There are two primary plan frequencies: The comprehensive plan is designed to follow-up with the patient on a less frequent basis, such as quarterly. The high frequency plan involves contacting the patient weekly or monthly. Based on updated standards of care, care coordinators use surveys to gather data on the HEDIS and disease-specific medical care standards, as recommended by the corresponding accrediting organizations and authorities. The system also includes the Zung Depression survey and Diabetes Distress Screening (DDS17).

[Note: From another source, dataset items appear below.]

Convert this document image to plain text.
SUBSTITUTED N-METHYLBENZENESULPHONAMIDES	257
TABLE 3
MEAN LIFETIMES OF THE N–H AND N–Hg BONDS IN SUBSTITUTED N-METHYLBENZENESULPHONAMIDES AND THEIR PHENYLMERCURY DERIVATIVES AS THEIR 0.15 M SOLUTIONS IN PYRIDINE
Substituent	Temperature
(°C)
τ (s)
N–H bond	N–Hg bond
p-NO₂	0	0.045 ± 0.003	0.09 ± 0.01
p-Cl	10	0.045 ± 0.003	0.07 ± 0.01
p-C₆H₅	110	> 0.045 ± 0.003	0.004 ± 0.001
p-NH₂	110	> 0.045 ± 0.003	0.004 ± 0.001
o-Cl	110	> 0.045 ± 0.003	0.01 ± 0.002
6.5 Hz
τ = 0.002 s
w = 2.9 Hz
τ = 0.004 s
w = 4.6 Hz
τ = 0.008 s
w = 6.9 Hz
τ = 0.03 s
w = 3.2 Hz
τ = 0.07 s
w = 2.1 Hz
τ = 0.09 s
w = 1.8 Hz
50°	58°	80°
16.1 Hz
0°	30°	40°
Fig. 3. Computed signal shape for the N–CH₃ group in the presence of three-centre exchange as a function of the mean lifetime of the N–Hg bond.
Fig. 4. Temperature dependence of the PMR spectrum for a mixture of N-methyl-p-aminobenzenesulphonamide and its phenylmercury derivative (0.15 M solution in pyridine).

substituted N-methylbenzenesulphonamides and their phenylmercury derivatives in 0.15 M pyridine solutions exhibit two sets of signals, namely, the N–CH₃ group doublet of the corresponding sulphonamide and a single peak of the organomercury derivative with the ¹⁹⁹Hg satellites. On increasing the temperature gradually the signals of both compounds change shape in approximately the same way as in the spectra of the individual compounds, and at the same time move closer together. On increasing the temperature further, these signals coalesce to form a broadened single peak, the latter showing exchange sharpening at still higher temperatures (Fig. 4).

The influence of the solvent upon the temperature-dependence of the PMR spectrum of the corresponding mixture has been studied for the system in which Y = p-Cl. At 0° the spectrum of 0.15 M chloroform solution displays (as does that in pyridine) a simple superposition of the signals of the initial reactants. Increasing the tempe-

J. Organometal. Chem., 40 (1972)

Once the appropriate data is gathered, the care coordinator accesses Poly Plan’s Health Information library as needed. This information is shared with the patient using email, text, or paper.
Key reporting tools assist with patient assessment and streamlined call processing. The at-a-glance report gives care coordinators a quick way to view the patient’s health history, lab values, appointments, and goals. Supporting the at-a-glance report is the adherence score card report to alert care coordinators to any behaviors that need to be addressed during the contact. Key components of Poly Plan include tools for patient engagement, self-management, patient goals, behavior change, improved outcomes, and reporting.
LVM Systems’ Poly Plan – Health Coaching program provides the infrastructure to effectively improve care, education, and behavior modification. The result is a program that can provide healthier outcomes for patients, increase customer loyalty, and positively affect an organization’s bottom line.